Tennis Has Gone High Tech
Advancements in gear, apps, and more are changing the game.
Long-deemed a traditional gentleman’s game, tennis has always been steeped in history. Slowly but surely, though, today’s technology has been changing the sport. No. 1 in the world Novac Djokovic’s racquet is made from Nobel-prize winning material. Top coaches use super iPads to track analytics in real-time. Big-name sporting goods companies like Wilson are developing tech-infused products.
So, in light of tennis’ final slam, we've rounded up some of the ways technology and sport are merging to improve performance—from stat-tracking apps to top-of-the-line gear expertly designed for the courts.
Think about racquet technology this way: Professional baseball players drafted out of college—forced to go back to using wood bats after using aluminum bats in college—can sometimes struggle, explains Dave Anderson, one of the top tennis teachers in the country and a founder of Brookhaven Tennis Academy in Dallas. “If we had to go back to wood racquets, it would have an effect on some players.”
But the constantly changing technology in racquets isn’t just impacting the pro players—it has allowed tennis to be enjoyed by the masses at a higher level, Anderson says. That’s because, as he puts it, racquets have become more forgiving, easier to wield, and more powerful.
“There’s a scientific fact in tennis that the ball is only on the string for about 4 to 6 milliseconds,” he says. So getting the most out of that window of time is crucial. And while technology will never replace the value of hard work, incredibly effective racquets make up for some of the mistakes from players who could stand to be more efficient on the court.

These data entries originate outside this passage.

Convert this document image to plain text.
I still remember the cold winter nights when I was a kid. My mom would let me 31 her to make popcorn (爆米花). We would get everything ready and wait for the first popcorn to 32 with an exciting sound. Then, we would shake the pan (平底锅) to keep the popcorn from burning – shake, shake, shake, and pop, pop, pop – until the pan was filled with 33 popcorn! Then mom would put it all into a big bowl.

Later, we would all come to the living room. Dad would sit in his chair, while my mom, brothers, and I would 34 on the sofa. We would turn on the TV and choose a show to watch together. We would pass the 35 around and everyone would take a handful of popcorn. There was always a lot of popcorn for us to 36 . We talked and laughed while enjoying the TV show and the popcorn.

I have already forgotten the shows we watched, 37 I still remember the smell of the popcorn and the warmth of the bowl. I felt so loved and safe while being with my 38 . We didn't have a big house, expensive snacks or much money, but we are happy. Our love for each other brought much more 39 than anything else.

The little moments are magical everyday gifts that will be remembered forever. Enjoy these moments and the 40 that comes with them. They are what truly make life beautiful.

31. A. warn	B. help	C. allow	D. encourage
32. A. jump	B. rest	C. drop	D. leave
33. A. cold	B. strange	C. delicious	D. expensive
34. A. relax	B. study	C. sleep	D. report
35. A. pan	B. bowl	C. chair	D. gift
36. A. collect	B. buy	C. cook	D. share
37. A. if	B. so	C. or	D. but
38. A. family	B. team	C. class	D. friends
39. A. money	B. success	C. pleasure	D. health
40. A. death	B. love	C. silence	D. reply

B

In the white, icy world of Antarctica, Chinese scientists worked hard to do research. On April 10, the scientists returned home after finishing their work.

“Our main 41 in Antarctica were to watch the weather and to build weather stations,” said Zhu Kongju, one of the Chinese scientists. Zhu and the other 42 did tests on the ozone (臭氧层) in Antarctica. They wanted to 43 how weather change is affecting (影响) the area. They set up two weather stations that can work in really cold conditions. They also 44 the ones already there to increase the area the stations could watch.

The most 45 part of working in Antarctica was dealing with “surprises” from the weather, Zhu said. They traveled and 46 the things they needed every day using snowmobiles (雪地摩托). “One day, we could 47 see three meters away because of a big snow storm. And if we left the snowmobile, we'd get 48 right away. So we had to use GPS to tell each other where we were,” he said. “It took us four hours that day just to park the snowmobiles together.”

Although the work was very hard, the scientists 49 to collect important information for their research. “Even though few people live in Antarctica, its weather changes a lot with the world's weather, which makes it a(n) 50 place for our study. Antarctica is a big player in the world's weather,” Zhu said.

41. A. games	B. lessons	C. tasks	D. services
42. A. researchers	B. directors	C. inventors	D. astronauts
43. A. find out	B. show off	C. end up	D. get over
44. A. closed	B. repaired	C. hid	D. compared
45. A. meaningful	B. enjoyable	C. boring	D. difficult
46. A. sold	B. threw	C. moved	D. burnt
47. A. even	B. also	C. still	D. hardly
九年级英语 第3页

Try: HEAD’s Extreme Lite made from graphene, but suitable for club players.
“A company called Luxilon revolutionized the string world,” says Eric Butorac, president of the Association of Tennis Players (ATP) Player Council and current No. 38 doubles player in the world. “Pretty much every player on tour now uses that or another company's version of the polyester based string. Many players, like myself will use half Luxilon and half natural gut.” How come? In hopes of that magical blend: speed, spin, and control, says Anderson. If you want to try it, consider Wilson’s brand new Element String—a collaboration between Luxilon and Wilson, available September 1.

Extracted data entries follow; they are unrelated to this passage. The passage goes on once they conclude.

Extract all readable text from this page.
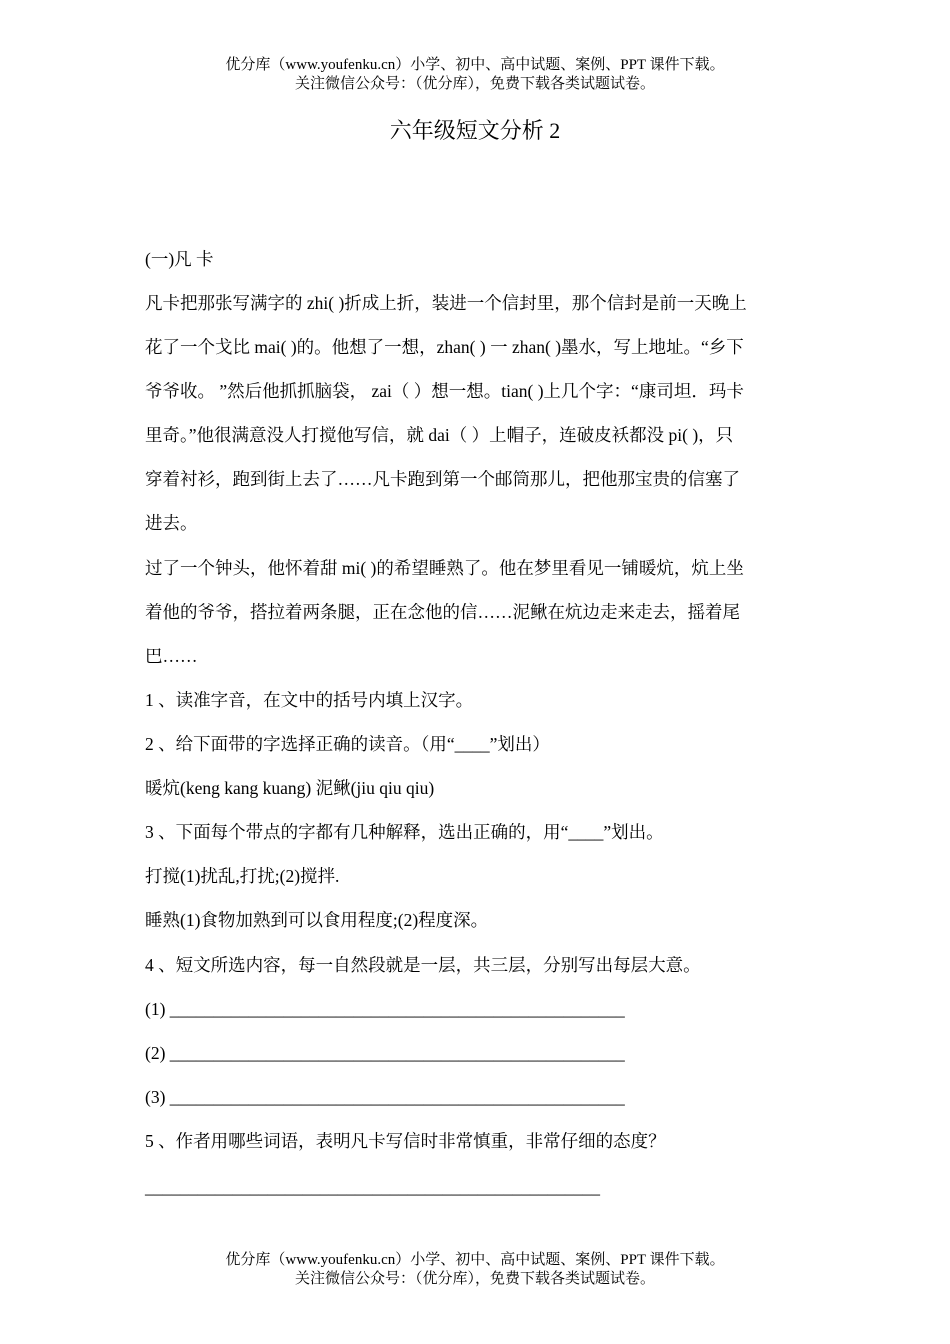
优分库（www.youfenku.cn）小学、初中、高中试题、案例、PPT 课件下载。
关注微信公众号：（优分库），免费下载各类试题试卷。
六年级短文分析 2
(一)凡 卡
凡卡把那张写满字的 zhi( )折成上折，装进一个信封里，那个信封是前一天晚上
花了一个戈比 mai( )的。他想了一想，zhan( ) 一 zhan( )墨水，写上地址。“乡下
爷爷收。 ”然后他抓抓脑袋， zai（ ）想一想。tian( )上几个字：“康司坦．玛卡
里奇。”他很满意没人打搅他写信，就 dai（ ）上帽子，连破皮袄都没 pi( )，只
穿着衬衫，跑到街上去了……凡卡跑到第一个邮筒那儿，把他那宝贵的信塞了
进去。
过了一个钟头，他怀着甜 mi( )的希望睡熟了。他在梦里看见一铺暖炕，炕上坐
着他的爷爷，搭拉着两条腿，正在念他的信……泥鳅在炕边走来走去，摇着尾
巴……
1 、读准字音，在文中的括号内填上汉字。
2 、给下面带的字选择正确的读音。（用“____”划出）
暖炕(keng kang kuang) 泥鳅(jiu qiu qiu)
3 、下面每个带点的字都有几种解释，选出正确的，用“____”划出。
打搅(1)扰乱,打扰;(2)搅拌.
睡熟(1)食物加熟到可以食用程度;(2)程度深。
4 、短文所选内容，每一自然段就是一层，共三层，分别写出每层大意。
(1) ____________________________________________________
(2) ____________________________________________________
(3) ____________________________________________________
5 、作者用哪些词语，表明凡卡写信时非常慎重，非常仔细的态度？
____________________________________________________
优分库（www.youfenku.cn）小学、初中、高中试题、案例、PPT 课件下载。
关注微信公众号：（优分库），免费下载各类试题试卷。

The poly string caveat: It can be tough on the recreational player’s arm. “Club players may not make the necessary adjustments to be able to play without injury,” says Anderson.
“Technology is making the game less of a mystery,” says Anderson, who says that techniques for tracking performance are just starting to take off. You can credit the first “smart” racquet to Babolat: The company created a racquet made with sensors to track your play. You can analyze everything from your skills to your strokes and track results over time through an iPhone app.
Married to your own racquet? Clip-ons like Qlipp attach to any racquet and—through an app—provide real-time analysis and feedback on your game.
“Apps have been instrumental in helping coaches get to students better and understand what’s going on,” says Anderson. “Slow motion video is critical in every sport, but in tennis especially, since it’s a game of milliseconds.” Of course, some of these tools have been around since the 70s, but just seem to be surfacing now. Both Coach’s Eye and Coach My Video allow you to share high-speed videos and receive feedback—no matter where you are.
For something even more elaborate, Playsight, a camera-and-kiosk system used in many competitive college settings, essentially turns a court into a 'smart court', tracking just about anything you could possibly want, says Butorac. It includes everything from live-streaming to video replay and detailed stats on every single shot.
If you’re headed to Flushing Meadows for the Open, don’t miss American Express’ “You vs. Sharapova” virtual reality game. If you think you have what it takes to return her serve, grab a racquet and see just how fast a 100 MPH serve actually is. And no matter where you’re watching—or what level tennis it is—keep score on your own for singles or doubles matches with Tennis Score Tracker. You can compare players, use video feedback, and even broadcast your match for friends and family.